De fait, jusqu’à la fin de l’après-midi, seuls les postulants MCG occupent le terrain à Uni Mail, avant que les prétendants de l’Entente, plus ou moins rassurés, finissent par apparaître. Mais à 18?h, sur la RSR, Isabel Rochat expose encore sa «prudence». Le radical François Longchamp fait son entrée quelques minutes plus tard, sous un tonnerre d’applaudissements. Il est noyé dans la foule, seule émerge la tête de son homologue municipal Pierre Maudet. Pierre-François Unger distribue les accolades, Mark Muller ne dédaigne pas la bière du pub d’en face.
Gauche funèbre
La résignation commence à se lire sur les visages socialistes, alors que leur ancienne conseillère nationale Amélia Christinat pleure sur Léman Bleu, comme le journaliste l’a priée de le faire. A leur stamm, dans un troquet voisin, les regards se fixent sur l’écran qui diffuse le match Suisse-Nigeria.

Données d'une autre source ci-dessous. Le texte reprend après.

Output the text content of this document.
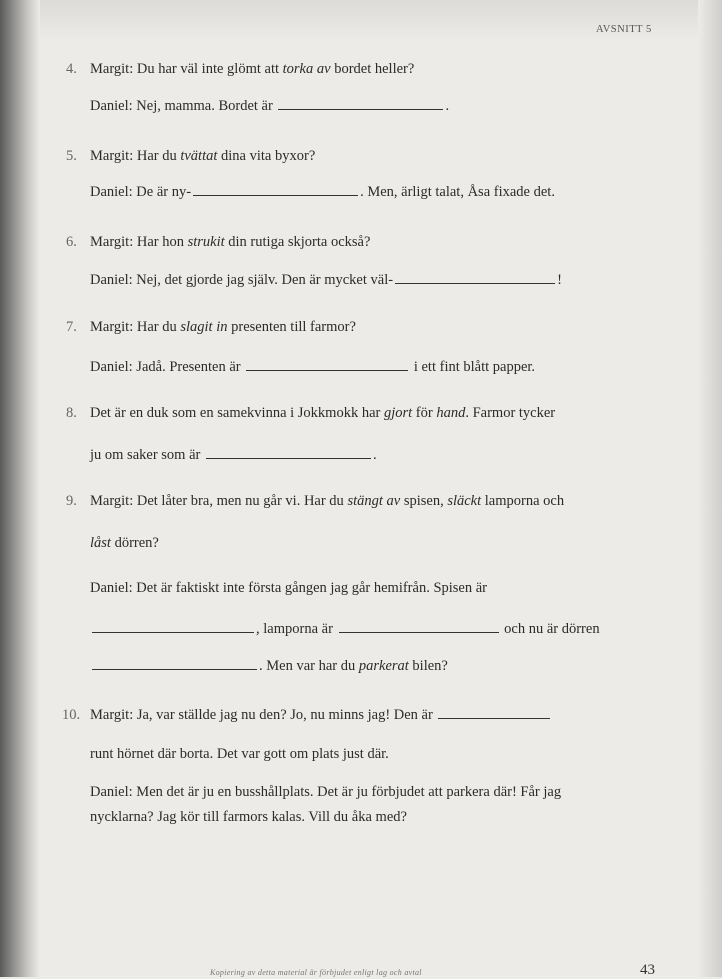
AVSNITT 5
4. Margit: Du har väl inte glömt att torka av bordet heller?
Daniel: Nej, mamma. Bordet är	.
5. Margit: Har du tvättat dina vita byxor?
Daniel: De är ny-	. Men, ärligt talat, Åsa fixade det.
6. Margit: Har hon strukit din rutiga skjorta också?
Daniel: Nej, det gjorde jag själv. Den är mycket väl-	!
7. Margit: Har du slagit in presenten till farmor?
Daniel: Jadå. Presenten är	i ett fint blått papper.
8. Det är en duk som en samekvinna i Jokkmokk har gjort för hand. Farmor tycker
ju om saker som är	.
9. Margit: Det låter bra, men nu går vi. Har du stängt av spisen, släckt lamporna och
låst dörren?
Daniel: Det är faktiskt inte första gången jag går hemifrån. Spisen är
, lamporna är	och nu är dörren
. Men var har du parkerat bilen?
10. Margit: Ja, var ställde jag nu den? Jo, nu minns jag! Den är
runt hörnet där borta. Det var gott om plats just där.
Daniel: Men det är ju en busshållplats. Det är ju förbjudet att parkera där! Får jag
nycklarna? Jag kör till farmors kalas. Vill du åka med?
Kopiering av detta material är förbjudet enligt lag och avtal	43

Le score est nul à ce moment, mais semble-t-il moins affligeant que celui que récolte le PS sur l’écran voisin. Charles Beer est là, sombre, mais pas sa colistière.
Branle-bas vers 19?h: l’Alternative se décide à se rendre à Uni Mail. Le groupe Vert est à la fête, mais fait silence en rejoignant ses alliés du parti à la rose. Echanges de fleurs et d’embrassades dans un silence plombé. On dirait des funérailles. Bousculée par un preneur d’image, Véronique Pürro parvient à sourire aux photographes. L’édifice est déjà presque vide. «Pas drôle de gagner avec des alliés qui perdent», soupire une Verte.
Maya Cramer, qui s’apprête à retrouver un époux plus disponible après douze ans d’éclipse, dispense des conseils à la famille Künzler, qui devra s’habituer à perdre un peu de vue un être cher. «Pas la peine de prendre des photos, la presse s’en charge!» sourit-elle. Les représentants de l’Entente encore présents sont guillerets. C’est la bérézina sur leur gauche et sur leur droite, mais eux sont épargnés. La suite des réjouissances?
Les déchirements programmés du MCG, espèrent plusieurs députés. Pour eux, le fait que Mauro Poggia ait réalisé un meilleur score que son colistier Eric Stauffer est un début prometteur.